Carbohydrates can also be refined or unrefined. In the refining process, valuable fiber content in foods like bread and fruit are stripped away. Foods such as white bread and most fruit juices are refined carbohydrates. Unrefined carbs include foods such as brown rice and whole grains.

So, if you are looking for the most nutritious carbohydrate sources, you should aim to consume unrefined and complex carbohydrates like brown rice and vegetables (yes vegetables have carbs)!



Fats have a reputation of being “unhealthy.” The truth is, your brain is primarily composed of fat! That means that your brain needs fat in order to maintain health and function. Fat plays other critical roles in the formation of hormones, such as the production of testosterone and estrogen. The body requires fat to digest, carry, and absorb vitamins A, D, E, and K. Fat also keeps your hair and skin looking and feeling healthy! Like proteins and carbohydrates, fats are classified into four different categories.

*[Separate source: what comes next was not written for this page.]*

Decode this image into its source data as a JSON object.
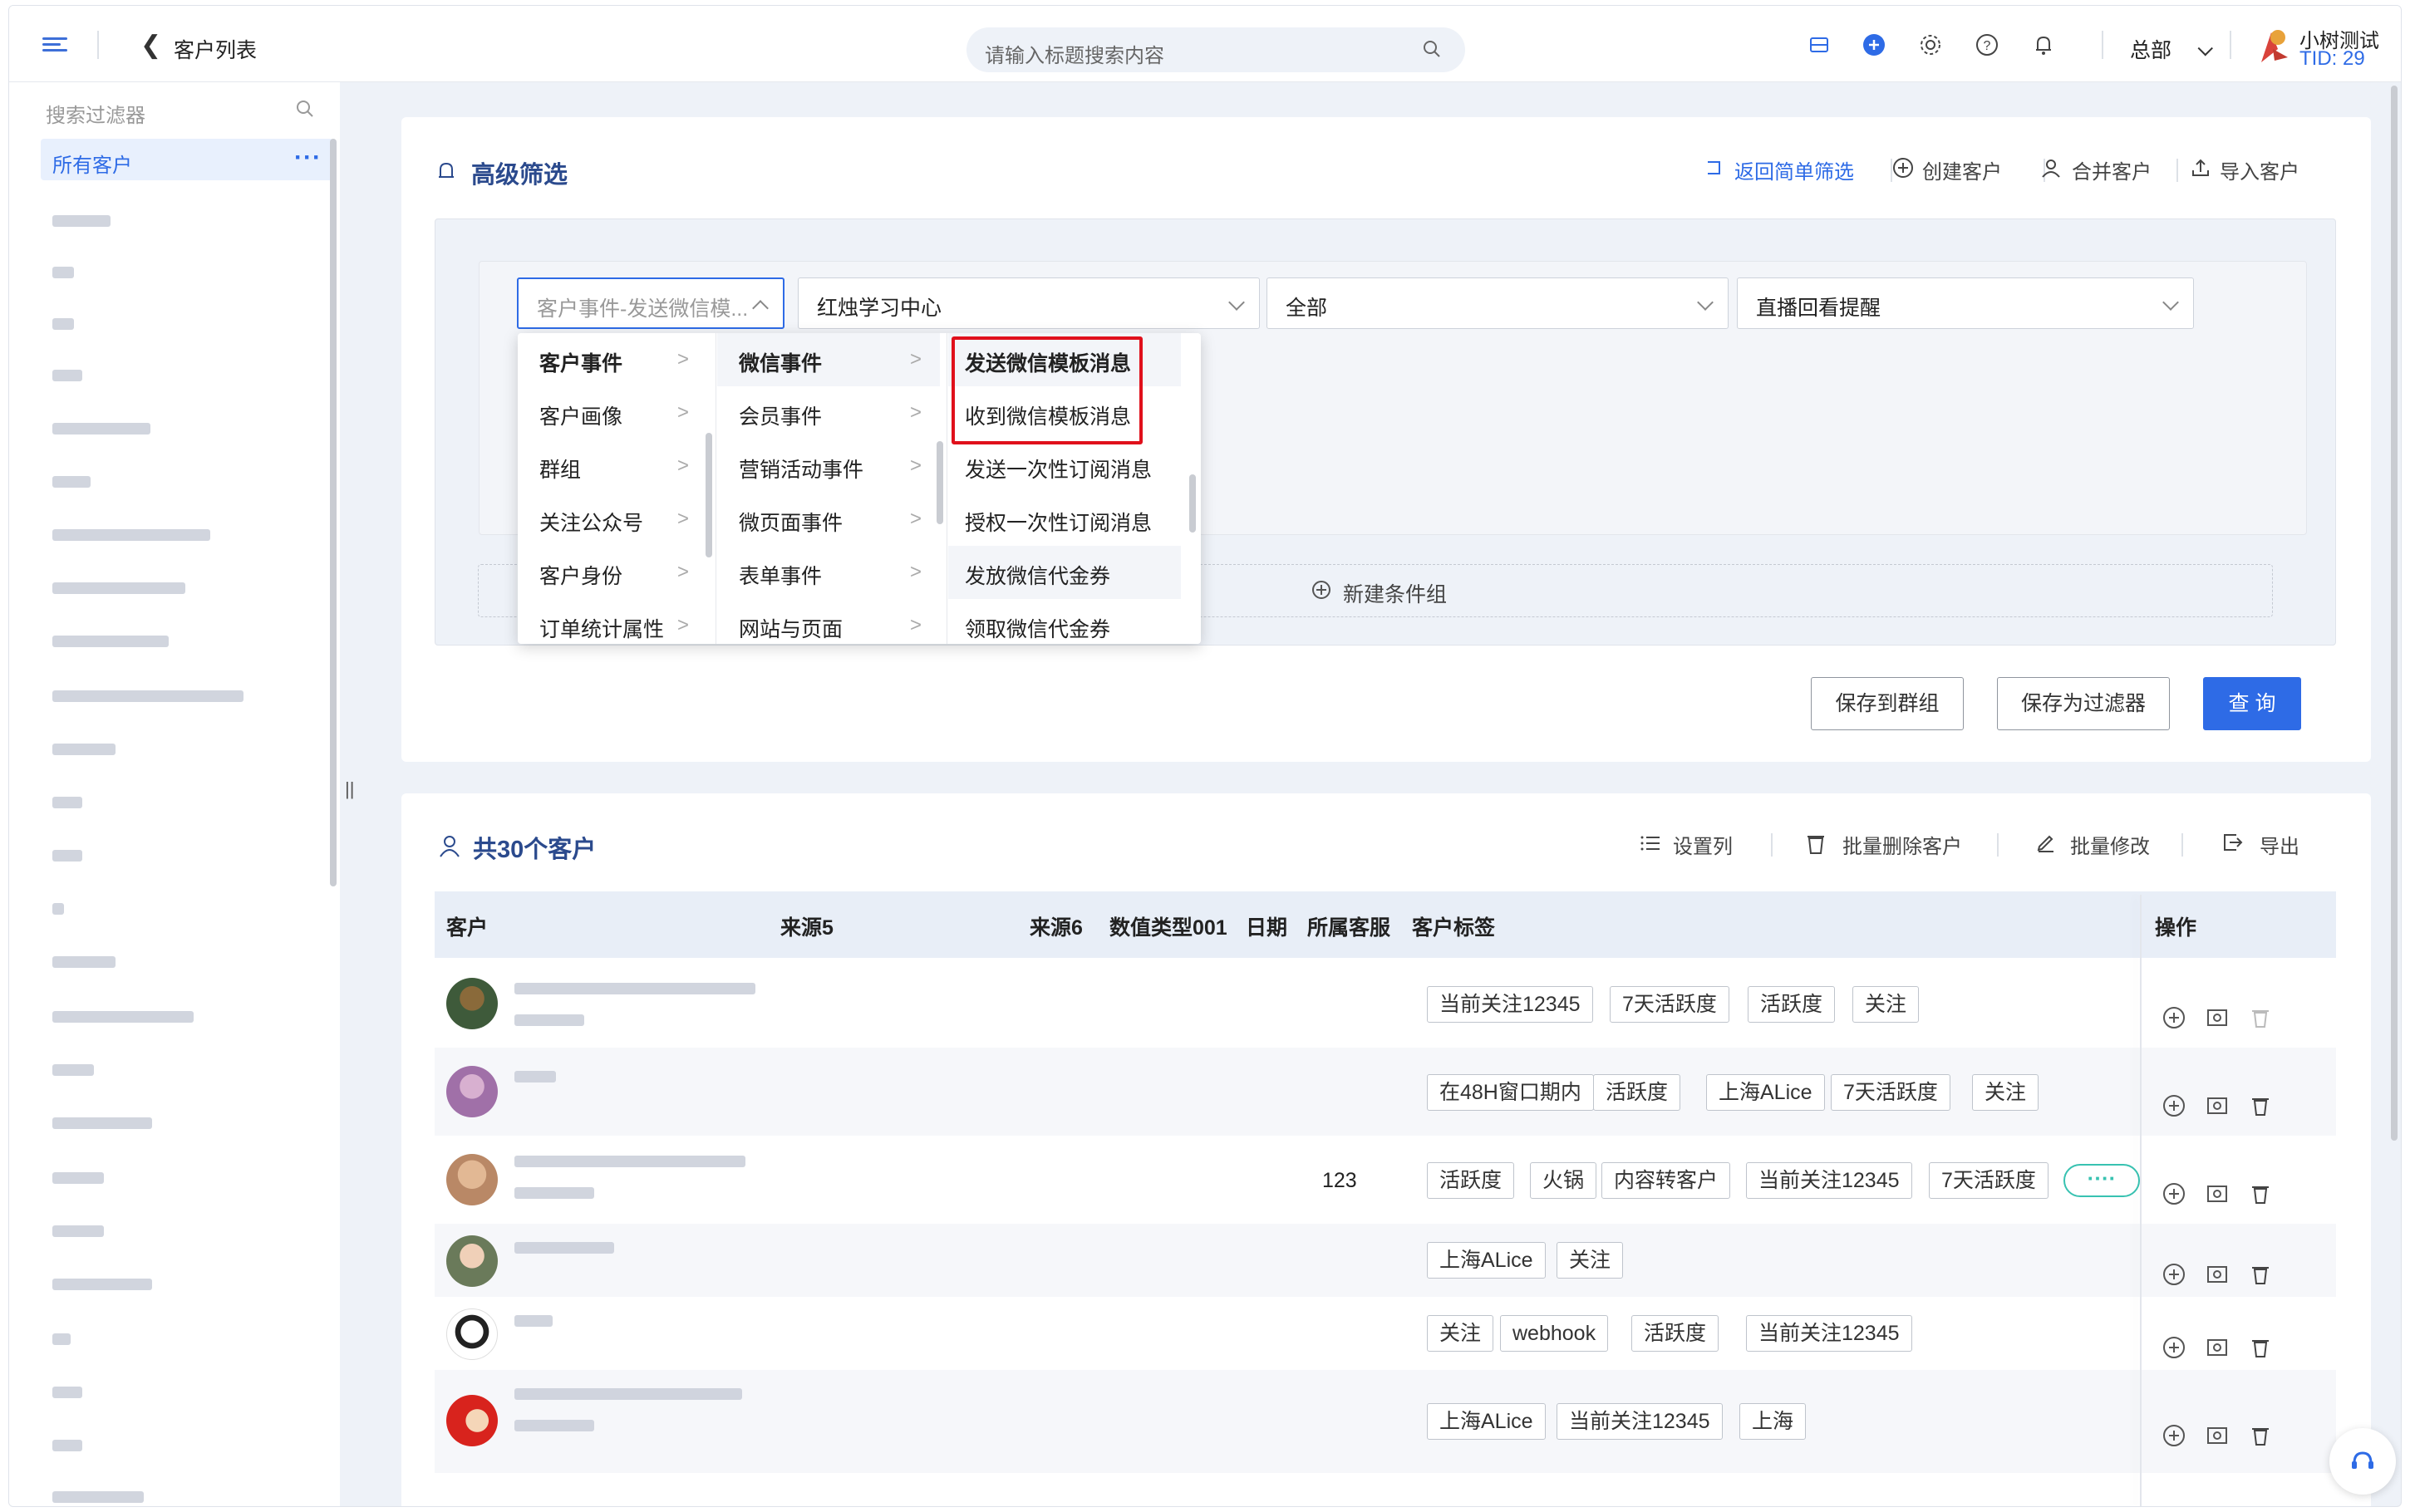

  1. Unsaturated fats are found in oils that remain as liquids at room temperature. They can also be broken down into monounsaturated and polyunsaturated fats.
  2. Monounsaturated fats can be found in avocados, almonds, and flax seed. They can be helpful in keeping your heart healthy.
  3. Polyunsaturated fats can further be divided into the omega fatty acids 3, 6, and 9. For example, Omega 3 fatty acids, which are found in fatty fish, have anti-inflammatory capabilities.
  4. Trans fats are not natural forms of fats. They are created by heating liquid oil under high pressure and adding a hydrogen molecule that turns it into a solid, saturated-type fat. Trans fats have been linked to heart damage and increases cholesterol levels. In fact, they were created to increase shelf life of foods but are very damaging to the body when consumed. It is recommended that consuming trans fats be avoided.

Whether you consume large amounts of each macronutrient or not, it’s important to know that each one plays an important role in the function of the human body. Elimination of any macronutrient can have damaging effects on your health and performance. It has been recommended that the average adult should consume between 45 to 65 grams of carbohydrates, 10 to 30 grams of protein, and 25 to 35 grams of fat per meal daily for optimal health.